Bu arada dün Suriye Demokratik Toplum Hareketi (TEV-DEM) Dış İlişkiler Sorumlusu ve PYD eski Eş Başkanı Salih Müslim, İsveç Parlamento'sunda yaptığı bir konuşmada Türkiye'nin 3 bin IŞİD'çiyi Afrin'e soktuğunu iddia etti.
Müslim, TSK'nin Rakka ve Kobane'den kaçmış 3 bin civarında IŞİD teröristi ile beraber Afrin'e girdiğine ilişkin ellerinde belgeler olduğunu da ileri sürdü.
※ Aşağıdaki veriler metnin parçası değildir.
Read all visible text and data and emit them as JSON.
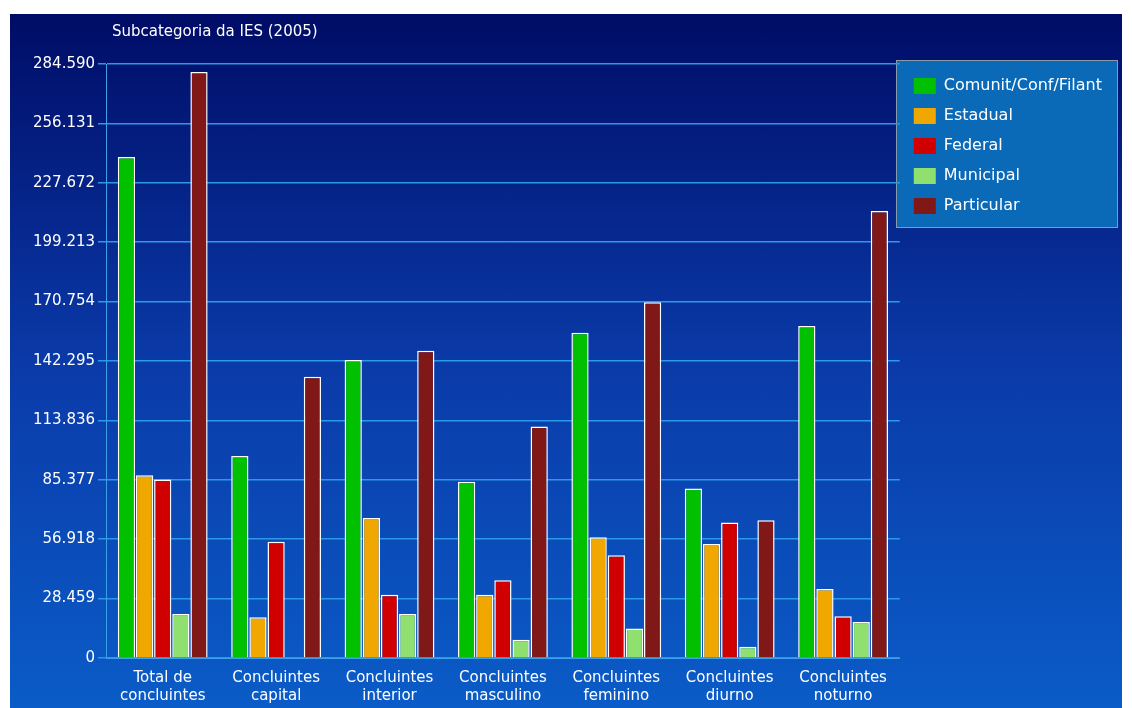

Gazetecilerin sorularını da yanıtlayan Müslim, "Daha önce DAİŞ safında savaşanlar şimdi Türk devleti ile birlikte" dedi.
İktidara söylenecek bir şey yok. Bunları planlayan, cihatçı, yağmacı ÖSO'ya 'Kahramanlar Ordusu' diyen onlar.
Fütuhatçı Kemal ise sesini soluğunu kesmiş hala Afrin'deki işgali terörle mücadele operasyonu zannediyor. Bölgedeki Kürtlere etnik temizlik yapılmak isteniyor, cihatçı ÖSO'cular Kürtlere zulmetmeye başlamış oralı değil.
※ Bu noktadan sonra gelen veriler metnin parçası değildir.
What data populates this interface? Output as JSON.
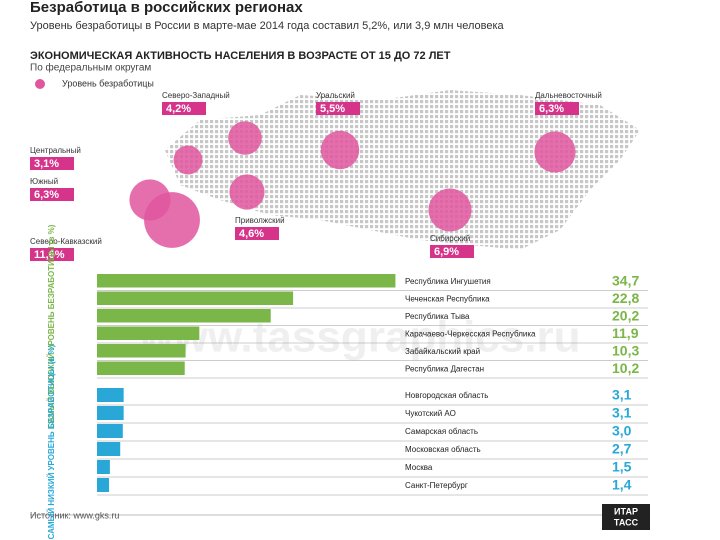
{
  "header": {
    "title": "Безработица в российских регионах",
    "subtitle": "Уровень безработицы в России в марте-мае 2014 года составил 5,2%, или 3,9 млн человека"
  },
  "chart_data": [
    {
      "type": "bubble-map",
      "title": "ЭКОНОМИЧЕСКАЯ АКТИВНОСТЬ НАСЕЛЕНИЯ В ВОЗРАСТЕ ОТ 15 ДО 72 ЛЕТ",
      "subtitle": "По федеральным округам",
      "legend": "Уровень безработицы",
      "color": "#e0569f",
      "categories": [
        "Северо-Западный",
        "Уральский",
        "Дальневосточный",
        "Центральный",
        "Южный",
        "Приволжский",
        "Северо-Кавказский",
        "Сибирский"
      ],
      "values": [
        4.2,
        5.5,
        6.3,
        3.1,
        6.3,
        4.6,
        11.6,
        6.9
      ],
      "value_labels": [
        "4,2%",
        "5,5%",
        "6,3%",
        "3,1%",
        "6,3%",
        "4,6%",
        "11,6%",
        "6,9%"
      ]
    },
    {
      "type": "bar",
      "orientation": "horizontal",
      "title": "САМЫЙ ВЫСОКИЙ УРОВЕНЬ БЕЗРАБОТИЦЫ (в %)",
      "color": "#7ab648",
      "xlim": [
        0,
        35
      ],
      "categories": [
        "Республика Ингушетия",
        "Чеченская Республика",
        "Республика Тыва",
        "Карачаево-Черкесская Республика",
        "Забайкальский край",
        "Республика Дагестан"
      ],
      "values": [
        34.7,
        22.8,
        20.2,
        11.9,
        10.3,
        10.2
      ],
      "value_labels": [
        "34,7",
        "22,8",
        "20,2",
        "11,9",
        "10,3",
        "10,2"
      ]
    },
    {
      "type": "bar",
      "orientation": "horizontal",
      "title": "САМЫЙ НИЗКИЙ УРОВЕНЬ БЕЗРАБОТИЦЫ (в %)",
      "color": "#29a8d8",
      "xlim": [
        0,
        35
      ],
      "categories": [
        "Новгородская область",
        "Чукотский АО",
        "Самарская область",
        "Московская область",
        "Москва",
        "Санкт-Петербург"
      ],
      "values": [
        3.1,
        3.1,
        3.0,
        2.7,
        1.5,
        1.4
      ],
      "value_labels": [
        "3,1",
        "3,1",
        "3,0",
        "2,7",
        "1,5",
        "1,4"
      ]
    }
  ],
  "watermark": "www.tassgraphics.ru",
  "footer": {
    "source": "Источник: www.gks.ru",
    "logo_top": "ИТАР",
    "logo_bottom": "ТАСС"
  }
}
Buna 'İşgal' diyen Avrupalı elçilere devlet ve AKP ağzıyla laf yetiştirmeye çalışıyor.

Kılıçdaroğlu Kürt düşmanlığının, milliyetçiliğin, fütuhatçılığın ve savaş destekçiliğinin oy getireceğini zannediyorsa fena halde yanılıyor.

Çünkü Türkiye'nin savaşa değil barışa ihtiyacı var.